Director Tommo Fowler returns to the Finborough Theatre where he directed Jam, I Wish to Die Singing and Obama-ology, and was a Resident Assistant Director where he assisted on Harajuku Girls and Sommer 14. Direction includes The Strip, Fear and Misery of the Third Reich (Oxford School of Drama), Comet (Pleasance London), Griff Rhys Jones: Jones and Smith (UK Tour), Mumburger (Archivist's Gallery and Old Red Lion Theatre). Assistant Direction includes Passin' Thru (Lyric Theatre, Hammersmith) and A Lovely Sunday for Creve Coeur (Coronet Theatre). Dramaturgy for text and production includes Inside Voices, winner of the Origins Award (Vault Festival) and Griff Rhys Jones: Where Was I? (International Tour). Tommo is co-founder of RoughHewn, a script-reading and dramaturgy service working internationally with emerging writers, and also works with Literary Departments at the Bush Theatre, Royal Court Theatre, Royal Exchange Theatre, Manchester, and Theatre503.
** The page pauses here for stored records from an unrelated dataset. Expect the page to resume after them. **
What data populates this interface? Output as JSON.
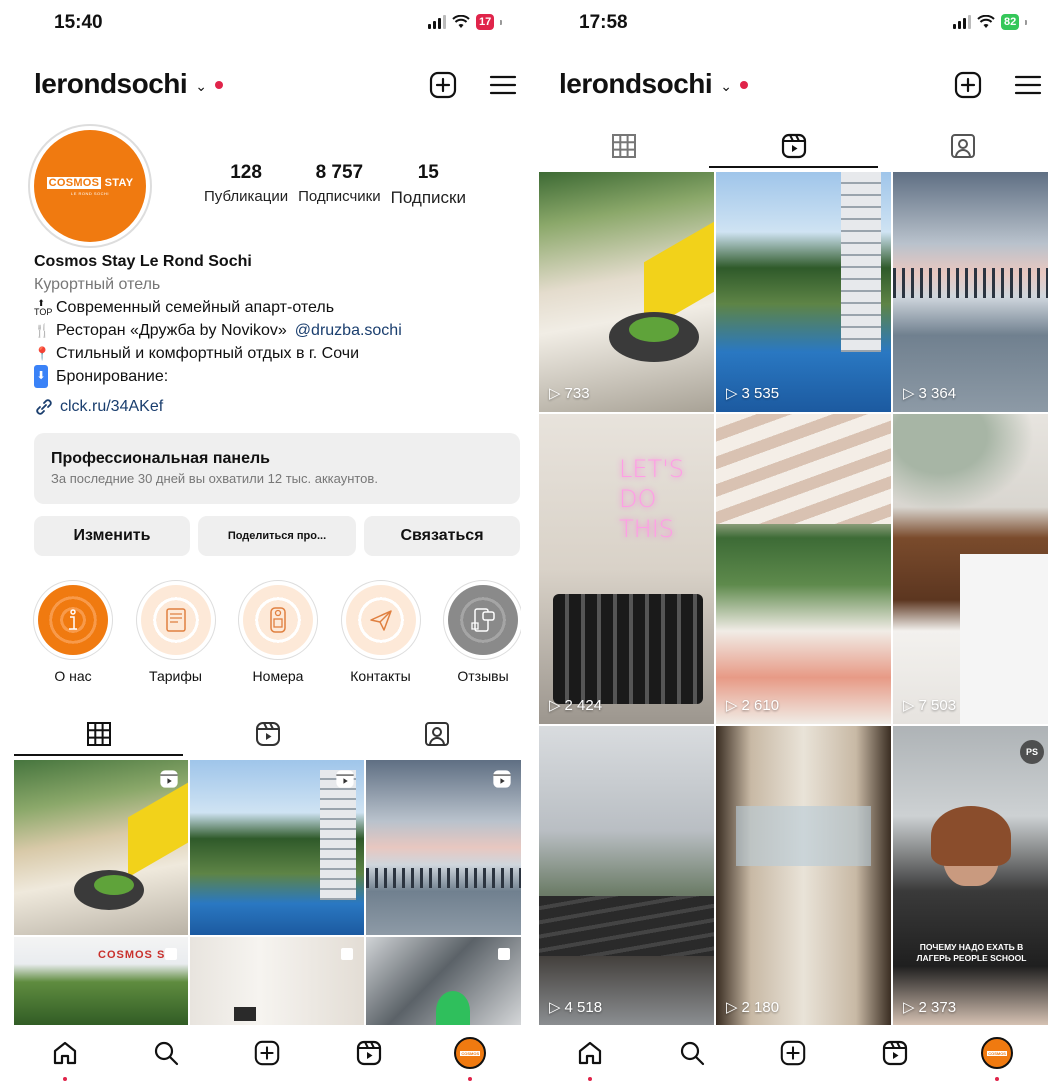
{
  "left": {
    "status": {
      "time": "15:40",
      "battery": "17",
      "battery_color": "#e0244a"
    },
    "header": {
      "username": "lerondsochi"
    },
    "profile": {
      "logo_word1": "COSMOS",
      "logo_word2": "STAY",
      "logo_sub": "LE ROND SOCHI",
      "stats": [
        {
          "num": "128",
          "label": "Публикации"
        },
        {
          "num": "8 757",
          "label": "Подписчики"
        },
        {
          "num": "15",
          "label": "Подписки"
        }
      ]
    },
    "bio": {
      "name": "Cosmos Stay Le Rond Sochi",
      "category": "Курортный отель",
      "lines": [
        {
          "icon": "top-arrow-icon",
          "text": "Современный семейный апарт-отель"
        },
        {
          "icon": "fork-knife-icon",
          "text": "Ресторан «Дружба by Novikov»",
          "mention": "@druzba.sochi"
        },
        {
          "icon": "pin-icon",
          "text": "Стильный и комфортный отдых в г. Сочи"
        },
        {
          "icon": "down-arrow-icon",
          "text": "Бронирование:"
        }
      ],
      "link": "clck.ru/34AKef"
    },
    "pro_panel": {
      "title": "Профессиональная панель",
      "subtitle": "За последние 30 дней вы охватили 12 тыс. аккаунтов."
    },
    "buttons": {
      "edit": "Изменить",
      "share": "Поделиться про...",
      "contact": "Связаться"
    },
    "highlights": [
      {
        "label": "О нас",
        "icon": "info-icon"
      },
      {
        "label": "Тарифы",
        "icon": "price-list-icon"
      },
      {
        "label": "Номера",
        "icon": "door-hanger-icon"
      },
      {
        "label": "Контакты",
        "icon": "paper-plane-icon"
      },
      {
        "label": "Отзывы",
        "icon": "review-icon"
      }
    ]
  },
  "right": {
    "status": {
      "time": "17:58",
      "battery": "82",
      "battery_color": "#34c759"
    },
    "header": {
      "username": "lerondsochi"
    },
    "reels": [
      {
        "views": "733"
      },
      {
        "views": "3 535"
      },
      {
        "views": "3 364"
      },
      {
        "views": "2 424"
      },
      {
        "views": "2 610"
      },
      {
        "views": "7 503"
      },
      {
        "views": "4 518"
      },
      {
        "views": "2 180"
      },
      {
        "views": "2 373"
      }
    ],
    "neon_lines": [
      "LET'S",
      "DO",
      "THIS"
    ],
    "ps_badge": "PS",
    "overlay_text": [
      "ПОЧЕМУ НАДО ЕХАТЬ В",
      "ЛАГЕРЬ PEOPLE SCHOOL"
    ]
  },
  "left_grid": {
    "building_text": "COSMOS ST"
  },
  "colors": {
    "accent": "#f07a10",
    "link": "#1a3e6e",
    "notify": "#e0244a"
  }
}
Monday, 17 June 2019 at 7.30pm

THE WOODEN MEADOW

by Stewart Pringle. Directed by Fidelis Morgan.

Jim's run this pub theatre for as long as anyone can remember. It might be held together with gaffer tape and hope, but then so is Jim. It's got charm, anyway. It's got history. Punters used to queue thirty deep at the box office. To watch the deaths of kings and the fall of empires in a room above a pub. Play and a pint! Magic.
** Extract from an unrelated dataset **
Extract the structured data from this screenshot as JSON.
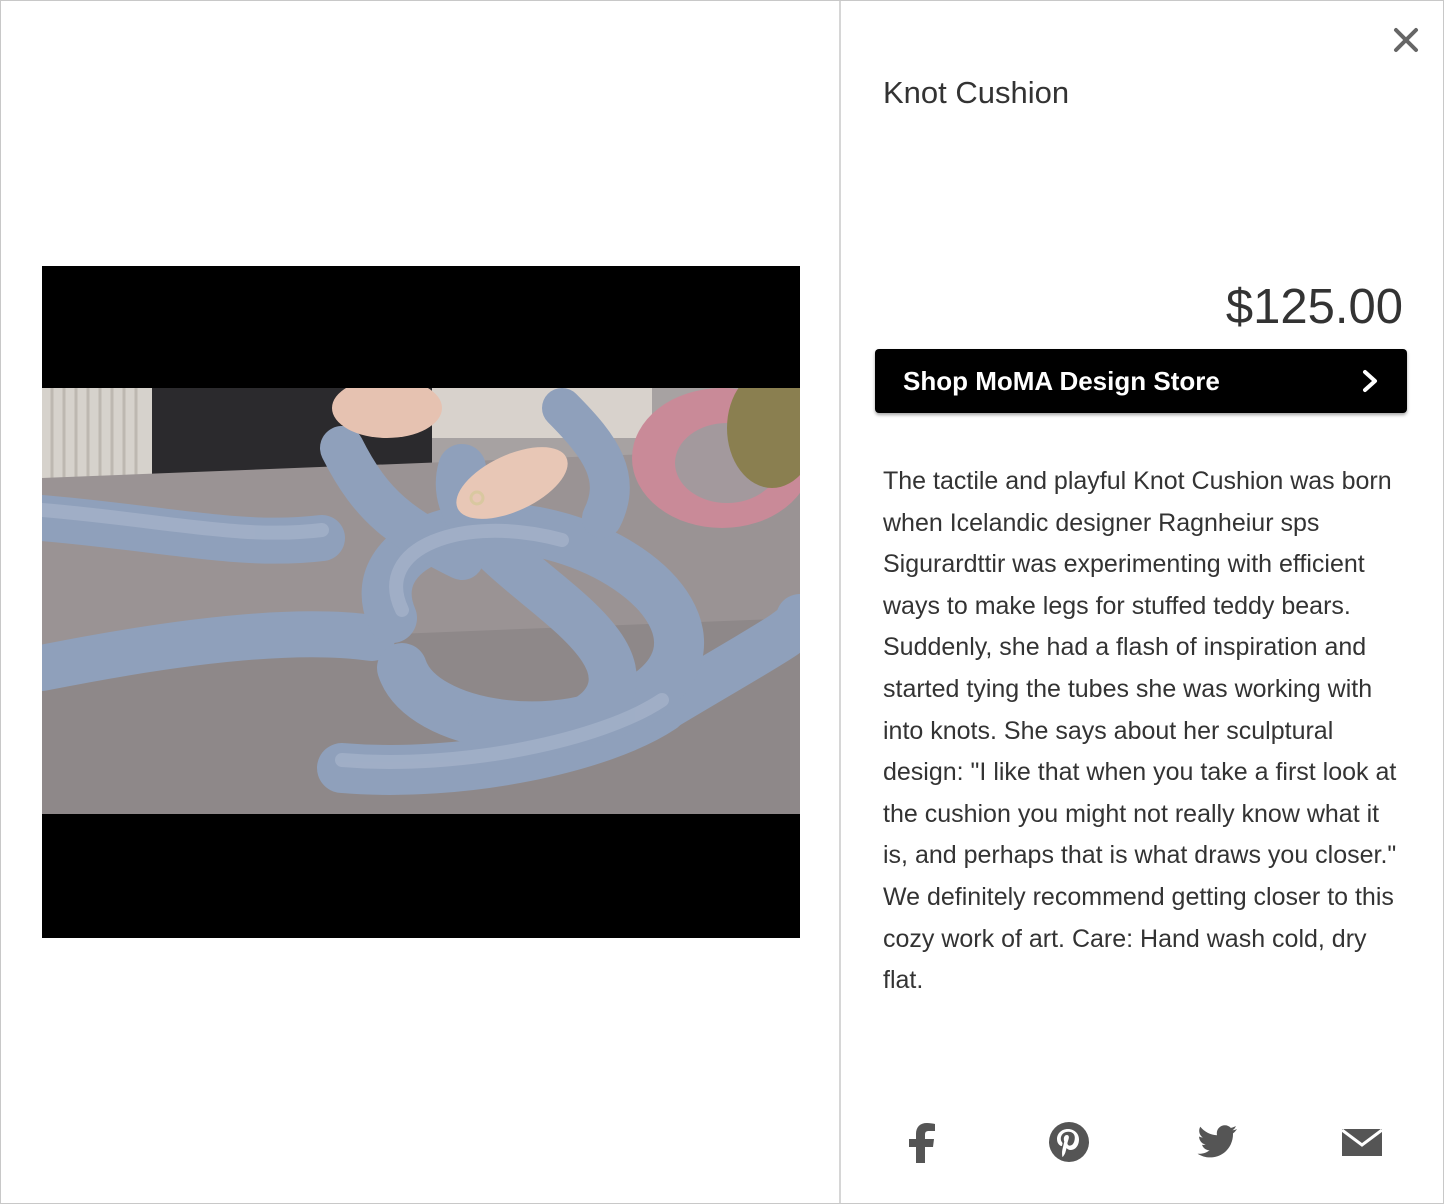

But while Jim's been keeping the lights on, the world's rolled on beneath him. Numbers are drying up and creditors are closing in. What Jim needs is one big hit to keep the wolf from the door, but the cupboard's bare. Well, it's almost bare...
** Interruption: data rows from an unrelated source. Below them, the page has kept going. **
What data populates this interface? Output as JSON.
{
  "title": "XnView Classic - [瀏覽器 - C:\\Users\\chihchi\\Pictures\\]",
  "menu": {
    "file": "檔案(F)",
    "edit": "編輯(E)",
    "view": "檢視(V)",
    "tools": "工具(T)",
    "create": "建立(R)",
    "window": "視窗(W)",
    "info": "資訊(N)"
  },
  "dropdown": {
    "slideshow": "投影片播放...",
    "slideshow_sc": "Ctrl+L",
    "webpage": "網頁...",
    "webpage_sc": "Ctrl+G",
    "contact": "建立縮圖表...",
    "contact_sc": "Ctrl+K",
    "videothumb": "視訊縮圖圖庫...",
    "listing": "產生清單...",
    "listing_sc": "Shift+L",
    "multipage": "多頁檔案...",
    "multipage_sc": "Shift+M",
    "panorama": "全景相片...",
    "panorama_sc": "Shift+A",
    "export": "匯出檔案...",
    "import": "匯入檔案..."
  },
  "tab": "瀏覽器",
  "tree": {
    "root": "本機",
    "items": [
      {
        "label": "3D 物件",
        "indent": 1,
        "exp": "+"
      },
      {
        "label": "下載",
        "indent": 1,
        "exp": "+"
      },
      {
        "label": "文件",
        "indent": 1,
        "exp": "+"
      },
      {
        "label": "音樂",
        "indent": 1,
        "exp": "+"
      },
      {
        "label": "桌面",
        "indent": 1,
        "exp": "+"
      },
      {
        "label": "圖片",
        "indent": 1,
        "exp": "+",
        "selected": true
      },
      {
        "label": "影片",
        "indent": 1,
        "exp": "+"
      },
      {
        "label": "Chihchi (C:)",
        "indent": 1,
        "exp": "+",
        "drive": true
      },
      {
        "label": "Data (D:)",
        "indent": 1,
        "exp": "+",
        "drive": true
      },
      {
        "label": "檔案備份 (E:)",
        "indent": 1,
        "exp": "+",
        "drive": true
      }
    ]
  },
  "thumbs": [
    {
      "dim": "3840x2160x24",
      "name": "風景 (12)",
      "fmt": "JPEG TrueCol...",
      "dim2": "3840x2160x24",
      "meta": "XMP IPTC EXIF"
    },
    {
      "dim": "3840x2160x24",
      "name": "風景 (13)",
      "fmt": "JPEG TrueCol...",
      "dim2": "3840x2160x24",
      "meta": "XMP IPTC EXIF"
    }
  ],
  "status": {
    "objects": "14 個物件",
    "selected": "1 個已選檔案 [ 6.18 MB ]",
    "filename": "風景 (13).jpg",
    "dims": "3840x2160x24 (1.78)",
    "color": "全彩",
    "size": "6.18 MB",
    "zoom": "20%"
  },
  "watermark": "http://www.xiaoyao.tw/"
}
Playwright Stewart Pringle makes his Finborough Theatre debut with The Wooden Meadow. His plays include the Papatango Award winning Trestle (Southwark Playhouse), You Look Tasty! (Pleasance Edinburgh) and The Ghost Hunter (Old Red Lion Theatre and National Tour). Stewart is a Dramaturg at the National Theatre, and previously worked as Associate Dramaturg at the Bush Theatre, where he worked on shows including Misty (Bush Theatre and West End) and Nassim (Traverse Theatre, Edinburgh, and World Tour). Prior to that, he spent three years as Artistic Director of the Old Red Lion Theatre, for which he received an OffWestEnd Award for Best Artistic Director in 2015. He co-founded the London Horror Festival in 2011. He has also worked as a theatre critic for publications including The Stage, Time Out and Exeunt.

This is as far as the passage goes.